L'avocate Nihad
Aboul-Qomsane, 36 ans, est une ardente féministe. Ses nombreux combats
contre les discriminations, dont l'excision et le sexisme, ont réussi à faire
évoluer les consciences et surtout la loi.
A faire fondre l'acier
Elle
l'a bien compris : il n'y a pas de grandeur sans défis. Alors, elle refuse
le fait accompli et se plaît à remuer les eaux stagnantes. L'égalité et la
justice, pour cette élégante femme voilée qui a rompu avec le stéréotype de la
féministe, ne relèvent pas de l'utopie. Sa pensée claire et sa croyance rigide
en la liberté individuelle lui attribuent crédibilité et force tranquille.
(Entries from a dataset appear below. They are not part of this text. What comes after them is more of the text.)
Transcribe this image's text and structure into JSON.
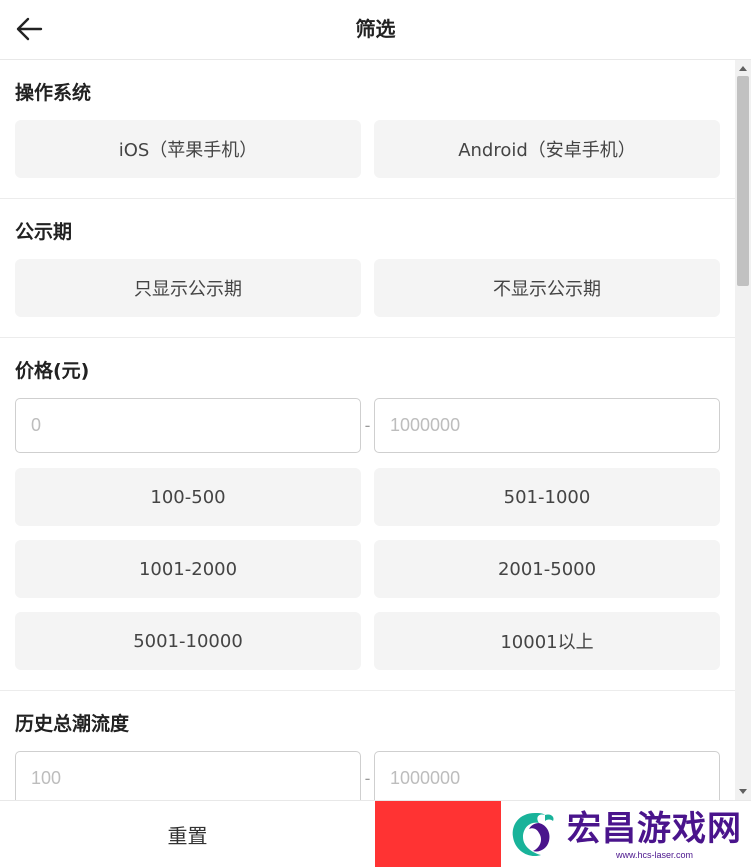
{
  "header": {
    "title": "筛选"
  },
  "sections": {
    "os": {
      "title": "操作系统",
      "options": [
        "iOS（苹果手机）",
        "Android（安卓手机）"
      ]
    },
    "notice": {
      "title": "公示期",
      "options": [
        "只显示公示期",
        "不显示公示期"
      ]
    },
    "price": {
      "title": "价格(元)",
      "min_placeholder": "0",
      "max_placeholder": "1000000",
      "separator": "-",
      "options": [
        "100-500",
        "501-1000",
        "1001-2000",
        "2001-5000",
        "5001-10000",
        "10001以上"
      ]
    },
    "heat": {
      "title": "历史总潮流度",
      "min_placeholder": "100",
      "max_placeholder": "1000000",
      "separator": "-"
    }
  },
  "footer": {
    "reset_label": "重置"
  },
  "watermark": {
    "title": "宏昌游戏网",
    "url": "www.hcs-laser.com"
  },
  "colors": {
    "confirm": "#ff3333",
    "watermark": "#4a148c"
  }
}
Un
caractère qui lui a valu d'être nommée présidente du Centre Egyptien des Droits
de la Femme (CEDF), il y a 3 ans, et récemment responsable du Fonds global pour
les femmes, dépendant de l'Onu.
Les
murs de son bureau situé dans la banlieue de Maadi sont éloquents. Une partie
est consacrée aux souvenirs de ses multiples batailles, et une autre, aux
grands moments de sa vie privée comme son mariage avec Hafez Abou-Seada,
président de l'Association égyptienne des droits de l'homme et membre du
Conseil national des droits de l'homme. Ses activités au sein de l'Association
égyptienne des droits de l'homme ont commencé tôt, elle n'a pas tardé à se joindre
aux fondatrices d'une section spéciale œuvrant pour les causes féminines. En
1994, elle livre une première bataille, lançant une campagne pour que la femme
égyptienne puisse transmettre sa nationalité à ses enfants, en cas de mariage
avec un étranger. Comme avocate, elle est souvent confrontée à des
discriminations flagrantes. « Les juges accordaient des sanctions minimes à
l'issue de procès intentés pour préjudices physiques dus à l'excision. Cette
pratique était considérée comme normale. Alors à travers l'association
égyptienne, on a organisé une campagne visant à incriminer ces mutilations,
invoquant des articles de la loi garantissant la protection du corps humain »,
explique Nihad Aboul-Qomsane qui a collaboré avec des partenaires de 9 pays
africains dans sa lutte contre l’excision.
Elle a
aussi livré combat contre le viol. « Dire qu'un homme qui a violé une femme
peut échapper à la sanction dans le cas où il se marierait avec la victime est
une honte. Car la femme est alors doublement victime : d'agression sexuelle et
de mariage forcé. C'est en quelque sorte un moyen pour qu'un voyou oblige une
femme de bonne famille à l'épouser ! », martèle Nihad Aboul-Qomsane qui a lutté
dur, avec des journalistes et des membres du comité des législations au
Parlement, afin de faire abroger la loi en cause. Grâce à la médiatisation
provoquée sur certains cas, ils ont réussi à sensibiliser l'opinion publique.
Lors
des élections législatives et du Conseil consultatif en 2002 et 2003, accroître
la participation politique de la femme a été un autre défi à relever. Le centre
a organisé des stages, avec six femmes de diverses tendances politiques, afin
de tirer vers le haut ce taux de participation limitée, tout en surveillant le
déroulement des élections. « En préparant un papier pour une conférence tenue
en 1997 par la Banque mondiale, j'ai soulevé le problème des femmes dépourvues
de carte d'identité. Cela a chamboulé les théories et les études économiques de
la Banque mondiale qui s'est trouvée contrainte de prendre en compte cette
majorité silencieuse. Plus tard, à partir de l'an 2000, ces
laissées-pour-compte sont devenues une priorité pour le Conseil national de la
femme », ajoute Nihad Aboul-Qomsane.
Mais
le plus intense combat de sa vie, elle l'a consacré à son mari, également
militant des droits de l'homme. Interdit de revenir en Egypte, elle a mené deux
campagnes, en 1998 et 2000, pour obtenir sa liberté de retourner dans son pays.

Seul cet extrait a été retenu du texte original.